Episode 53. "Together."

13K 598 73
                                    

Ben geldim! *-* Huhuu. 

Bölüm şarkısı "Ariana Grande - Put Your Hearts Up." Multimeda'da bulabilirsiniz. ^^

İyi okumalar. ^-^ 

Bölüm 53. "Birlikte."

Hannah. 

Gergin bir şekilde mihraptaki mikrofona yöneldim. Sanki kendi gizli aşkımı açıklayacak gibi hissediyordum. Zayn ile anlaşmamızda, mihrabı gören yolda Arabell'in arabasını gördüğümde herkese ikisinin ortada olmadığını söyleyecektim. Bir gözüm yolda, bir gözümde heyecanla bekleyen kalabalıktaydı. 

"Ehm, galiba düğünden önce küçük bir şey söylemem gerekiyor." Kalabalığın arasından gözlerim Liam'ı buldu. Gözlerini kapatıp açtı. Bu, bana destek verdiği anlamına geiyordu. Yola baktım. Agh, hadi. Geçin artık. 

Bir de az sonra elinde çantasıyla George'nun yanındaki yerine oturan Arabell'i görürsem düşer bayılırım galiba.

Beyaz bir araba mihrabı gören yoldan geçti ve geçerken uzun uzun kornaya bastı. Öyle ki bazı davetliler arkalarına dönüp baktılar.
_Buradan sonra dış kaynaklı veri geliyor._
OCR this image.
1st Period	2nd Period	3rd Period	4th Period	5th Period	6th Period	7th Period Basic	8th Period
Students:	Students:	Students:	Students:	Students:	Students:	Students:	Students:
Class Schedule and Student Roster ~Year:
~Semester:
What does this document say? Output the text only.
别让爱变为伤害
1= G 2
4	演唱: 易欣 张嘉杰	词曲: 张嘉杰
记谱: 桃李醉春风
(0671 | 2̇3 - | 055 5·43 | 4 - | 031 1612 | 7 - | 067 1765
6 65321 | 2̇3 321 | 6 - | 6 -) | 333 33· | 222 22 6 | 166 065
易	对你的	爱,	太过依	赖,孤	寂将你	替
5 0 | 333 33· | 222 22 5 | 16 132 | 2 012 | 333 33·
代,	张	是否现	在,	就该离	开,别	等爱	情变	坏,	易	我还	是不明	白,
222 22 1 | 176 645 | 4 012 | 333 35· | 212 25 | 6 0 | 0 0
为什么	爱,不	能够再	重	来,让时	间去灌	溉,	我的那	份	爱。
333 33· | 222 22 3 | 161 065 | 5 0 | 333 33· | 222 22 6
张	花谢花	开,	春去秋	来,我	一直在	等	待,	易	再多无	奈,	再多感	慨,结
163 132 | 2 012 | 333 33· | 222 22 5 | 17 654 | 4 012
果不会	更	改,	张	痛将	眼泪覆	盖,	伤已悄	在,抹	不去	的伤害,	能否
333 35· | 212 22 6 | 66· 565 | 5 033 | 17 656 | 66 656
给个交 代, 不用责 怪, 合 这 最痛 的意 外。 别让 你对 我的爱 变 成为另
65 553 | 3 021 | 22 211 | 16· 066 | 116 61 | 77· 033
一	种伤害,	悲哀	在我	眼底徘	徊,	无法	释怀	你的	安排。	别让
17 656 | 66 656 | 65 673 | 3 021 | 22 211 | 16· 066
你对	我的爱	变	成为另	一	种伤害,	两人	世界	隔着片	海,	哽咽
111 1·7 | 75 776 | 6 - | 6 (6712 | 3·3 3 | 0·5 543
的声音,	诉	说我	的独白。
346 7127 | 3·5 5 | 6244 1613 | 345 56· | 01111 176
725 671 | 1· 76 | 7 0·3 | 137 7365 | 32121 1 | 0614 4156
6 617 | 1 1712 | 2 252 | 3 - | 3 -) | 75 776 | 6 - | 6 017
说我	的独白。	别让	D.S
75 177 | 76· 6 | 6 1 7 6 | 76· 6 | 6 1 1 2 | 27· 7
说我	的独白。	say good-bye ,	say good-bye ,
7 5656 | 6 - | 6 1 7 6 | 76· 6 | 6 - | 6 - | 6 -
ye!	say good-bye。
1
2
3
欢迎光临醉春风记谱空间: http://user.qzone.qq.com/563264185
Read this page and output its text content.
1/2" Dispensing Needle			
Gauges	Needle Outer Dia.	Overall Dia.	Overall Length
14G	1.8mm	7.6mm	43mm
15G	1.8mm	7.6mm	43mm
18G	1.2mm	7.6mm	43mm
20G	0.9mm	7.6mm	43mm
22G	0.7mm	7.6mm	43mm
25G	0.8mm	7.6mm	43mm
Ah, Zayn.

"Şunu söylemeliyim ki," dedim kalabalığa zafer dolu bir gülümseme gönderirken. "Bu düğün gercekleşemez çünkü damat ortada yok." Hayret nidaları ortamı doldururken Arabell'in ailesine baktım. "Üstelik Bernardların kızı da yok. Düşüncelerim ikisinin kaçtığı yönünde." Jason ayağa kalktı. Böyle bir şey beklemediği açıkça ortadaydı. Dönüp George'a baktı. O an George'a acıdım. Arabell'i gerçekten seviyordu. Jason adımı seslenirken miktofonu kapattım. Ve mihraptan inip Liam'ın yanına koştum.

Arabell.

"Tanrı aşkına Zayn, biz ne yapıyoruz?" dedim elimle yüzümü kapatırken. Elimi tuttu. "Baştan beri yapmamız gerekeni." O'na baktım. "Kaçtığımıza inanamıyorum." Omuz silkti. "İnan bana bende." "Kim bilir öğrendiklerinde ne yapacaklar?" Derin bir nefes aldı. "Onların ne yapacağı bizi ilgilendirmiyor." dedi. "Şu an seninleyim ve beni ilgilendiren başka hiç bir şey yok."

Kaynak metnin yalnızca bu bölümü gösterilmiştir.